To minimize the slope measurement problem, considering that the profile slope peaks at the outer rim, we calculated the minimum acceptable mirror diameter as a function of a

specified diffraction loss and truncated the deposition at that diameter. To do that, E. D’Ambrosio simulated the diffraction losses as a function of the size of the mirror to find the best compromise between the diffraction losses and the diameter of the mirror which, in its turn, fixes the maximum thickness and slope of coating. Figure 6-12 shows these diffraction losses. According to this simulation, to limit diffraction losses to about 1ppm the radius of the MH mirror have to be between 10 and 11 mm.
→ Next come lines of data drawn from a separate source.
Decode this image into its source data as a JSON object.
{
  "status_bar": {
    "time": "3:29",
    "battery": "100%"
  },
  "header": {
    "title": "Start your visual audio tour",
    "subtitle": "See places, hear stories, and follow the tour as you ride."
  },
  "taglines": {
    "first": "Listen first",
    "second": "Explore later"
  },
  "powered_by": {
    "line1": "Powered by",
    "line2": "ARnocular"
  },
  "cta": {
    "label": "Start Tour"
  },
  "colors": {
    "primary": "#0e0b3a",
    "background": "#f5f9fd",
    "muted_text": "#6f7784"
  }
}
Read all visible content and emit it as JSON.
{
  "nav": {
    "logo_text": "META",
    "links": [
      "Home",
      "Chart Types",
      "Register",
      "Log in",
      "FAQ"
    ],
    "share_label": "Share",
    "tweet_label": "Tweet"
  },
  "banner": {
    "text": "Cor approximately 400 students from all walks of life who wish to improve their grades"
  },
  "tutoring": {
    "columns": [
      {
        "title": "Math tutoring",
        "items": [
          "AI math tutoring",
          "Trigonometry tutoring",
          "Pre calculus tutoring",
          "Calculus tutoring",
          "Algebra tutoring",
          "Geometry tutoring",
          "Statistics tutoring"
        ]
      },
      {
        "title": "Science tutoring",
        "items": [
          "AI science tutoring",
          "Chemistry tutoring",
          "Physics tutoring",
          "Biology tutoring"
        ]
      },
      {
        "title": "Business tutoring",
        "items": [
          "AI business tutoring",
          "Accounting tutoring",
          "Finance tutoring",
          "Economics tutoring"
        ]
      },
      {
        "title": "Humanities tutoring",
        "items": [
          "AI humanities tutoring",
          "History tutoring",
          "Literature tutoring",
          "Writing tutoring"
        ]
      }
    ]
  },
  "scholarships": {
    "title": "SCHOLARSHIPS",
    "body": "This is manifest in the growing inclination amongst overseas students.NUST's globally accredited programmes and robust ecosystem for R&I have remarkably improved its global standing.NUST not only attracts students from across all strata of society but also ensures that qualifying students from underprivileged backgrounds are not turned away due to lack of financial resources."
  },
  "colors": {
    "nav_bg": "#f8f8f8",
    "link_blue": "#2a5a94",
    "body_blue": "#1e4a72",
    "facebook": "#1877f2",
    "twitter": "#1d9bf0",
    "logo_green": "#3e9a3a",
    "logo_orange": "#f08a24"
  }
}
Figure 6-11 Difference from deposition over MH profile and over spherical mirror

Figure 6-12 Diffraction losses as a function of a mirror radius

6.3. Suspending System

The suspending system of this apparatus consists in 4 couples of Maraging Blade MGAS (Monolithic Geometric Anti-Spring). Maraging steel (acronym of “martensitic ageing”) is a high-nickel, low-carbon content steel [21]. Its microstructure is strengthened by suitable ageing treatment which causes precipitation of thin inter-metallic particles reducing the motion of the dislocations [22]. To design the blade for this suspending device we used a Mathematica program developed by Youiky Aso [23]. The suspension system is shown in the Figure 6.3. It is composed by the MGAS Maraging blades, Maraging wires, the LVDTs, the force actuators, the parasitic springs and the stepping motors.

¾ MGAS

The MGAS filter is constituted by two opposing Maraging blades. The geometric configuration permits us to mechanically tune the resonant frequency of the system because the compression of the blades against each other changes the geometric

anti-spring component. This mechanism can be easily understood from the Figure 6-13.

Increasing the compression of the blade we generate a positive vertical force gradient, null at the working point.

Figure 6-13 Schematic drawing of the geometric anti-spring mechanism

¾ LVDT

The position reading system of the apparatus is made by LVDTs (Linear Variable Differential Transformer) which are high precision position sensors, free from every kind of contact and force and can be used under vacuum [24.] An LVDT is constituted by three coils, two large ones in series, coiled in opposite direction, which act as receiver and one smaller coil which is the emitting coil. Typically the two receiver coils are mounted on a reference structure while the emitter coil is mounted on the moving mechanical component.